I understand why I’m writing this blog in English, and why I can relate to European drama more than I can to my local ones; English is lingua franca, and I was exposed to foreign culture more than I was to my local one. But what I don’t understand is this strange eagerness to inherit symbols that were never ours. I found a lot of Christmas trees at work yesterday. I think they were the usual Picea abies, a tree that has never grown naturally in the landscapes of the Middle East: not in our deserts, not along our Mediterranean coastlines, not even in the highlands. Even Middle Eastern Christians, for nearly two millennia, never practiced this tradition; it spread only recently through the soft power of American and Northern European culture. The tree itself has origins in pre-Christian pagan rituals of northern Europe, symbols of winter vitality adopted and reinterpreted over centuries, yet we imported it without the mythology, without the climate, without the story.
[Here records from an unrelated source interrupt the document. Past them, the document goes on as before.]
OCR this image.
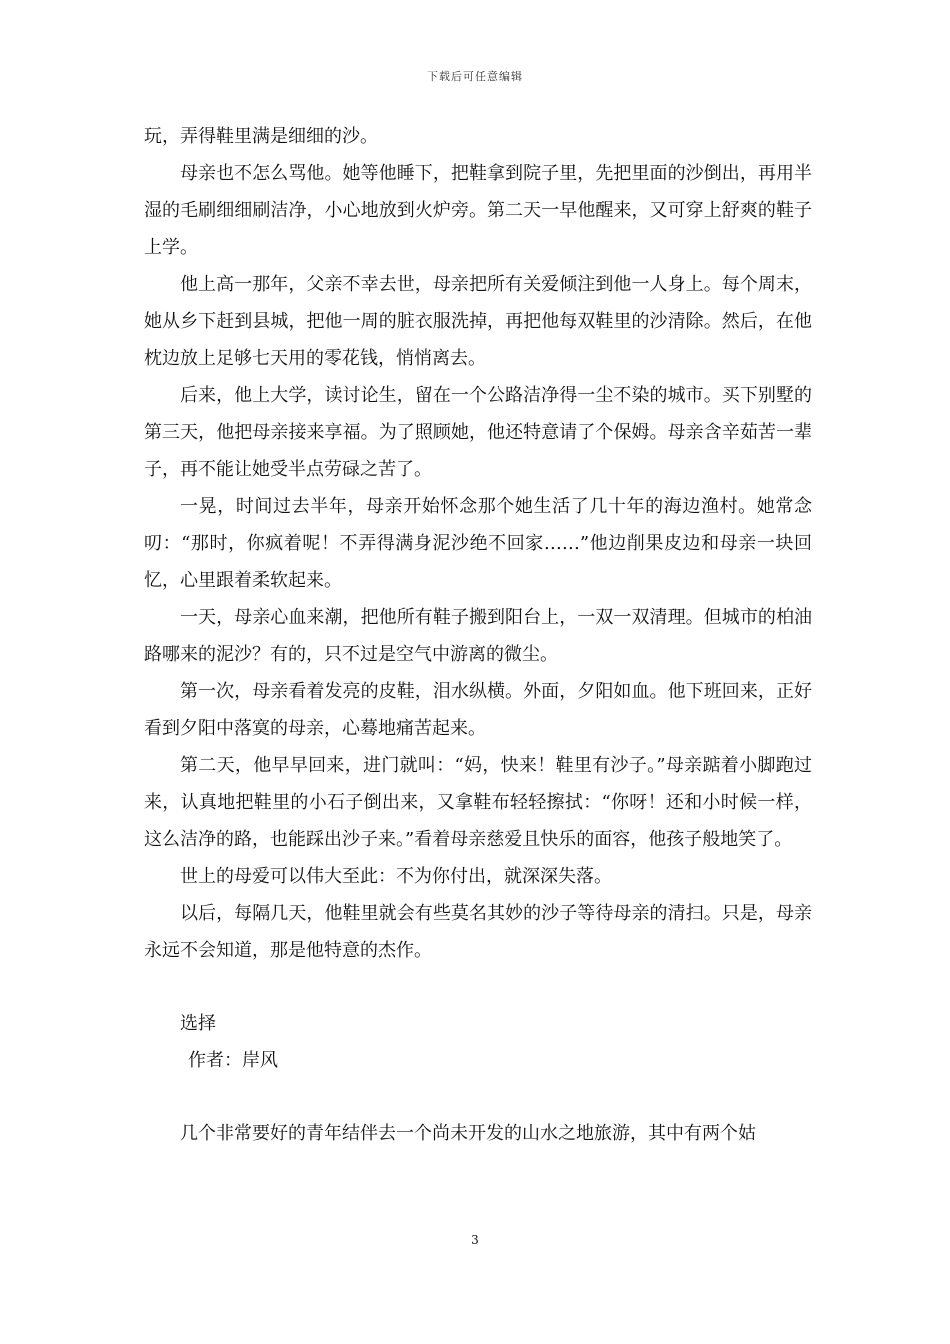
下载后可任意编辑

玩，弄得鞋里满是细细的沙。

母亲也不怎么骂他。她等他睡下，把鞋拿到院子里，先把里面的沙倒出，再用半湿的毛刷细细刷洁净，小心地放到火炉旁。第二天一早他醒来，又可穿上舒爽的鞋子上学。

他上高一那年，父亲不幸去世，母亲把所有关爱倾注到他一人身上。每个周末，她从乡下赶到县城，把他一周的脏衣服洗掉，再把他每双鞋里的沙清除。然后，在他枕边放上足够七天用的零花钱，悄悄离去。

后来，他上大学，读讨论生，留在一个公路洁净得一尘不染的城市。买下别墅的第三天，他把母亲接来享福。为了照顾她，他还特意请了个保姆。母亲含辛茹苦一辈子，再不能让她受半点劳碌之苦了。

一晃，时间过去半年，母亲开始怀念那个她生活了几十年的海边渔村。她常念叨：“那时，你疯着呢！不弄得满身泥沙绝不回家……”他边削果皮边和母亲一块回忆，心里跟着柔软起来。

一天，母亲心血来潮，把他所有鞋子搬到阳台上，一双一双清理。但城市的柏油路哪来的泥沙？有的，只不过是空气中游离的微尘。

第一次，母亲看着发亮的皮鞋，泪水纵横。外面，夕阳如血。他下班回来，正好看到夕阳中落寞的母亲，心蓦地痛苦起来。

第二天，他早早回来，进门就叫：“妈，快来！鞋里有沙子。”母亲踮着小脚跑过来，认真地把鞋里的小石子倒出来，又拿鞋布轻轻擦拭：“你呀！还和小时候一样，这么洁净的路，也能踩出沙子来。”看着母亲慈爱且快乐的面容，他孩子般地笑了。

世上的母爱可以伟大至此：不为你付出，就深深失落。

以后，每隔几天，他鞋里就会有些莫名其妙的沙子等待母亲的清扫。只是，母亲永远不会知道，那是他特意的杰作。

选择

作者：岸风

几个非常要好的青年结伴去一个尚未开发的山水之地旅游，其中有两个姑

3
The same happens with Halloween, a Celtic festival marking the thinning veil between worlds, reshaped by Irish immigrants in the US, and then exported back to the globe through a cultural gravity the MENA region was never meant to orbit. It’s not that these borrowed traditions are wrong; they are simply unrooted. They give the illusion of participating in a universal culture while quietly eroding the questions that shaped our own. Perhaps the real issue is that we’re adopting symbols that grew from someone else’s winters and someone else’s fears.

My biggest issue, though, is that I cannot find authenticity in this or enjoy it, because it feels totally engineered by media. Perhaps I would find it fun if I were born in the US (even as a Muslim, in fact some people in Egypt attributed my thoughts about these events to radical Islam, it has nothing to do with it. I would celebrate an authentic Egyptian holiday for instance), for example. Experiencing it from here, however, feels like watching someone else’s memory and pretending it’s mine. It makes me wonder whether culture today is something we choose or something curated for us, shaped and streamlined until we mistake repetition for belonging.

When every tradition can be packaged into a trend, it becomes difficult to tell where genuine fascination ends and subtle social engineering begins. If a ritual becomes universal through marketing rather than meaning, does it still count as culture, or is it simply a very successful advertisement?

At what point do we stop being participants in culture and become mere receivers of whatever is most efficiently broadcast?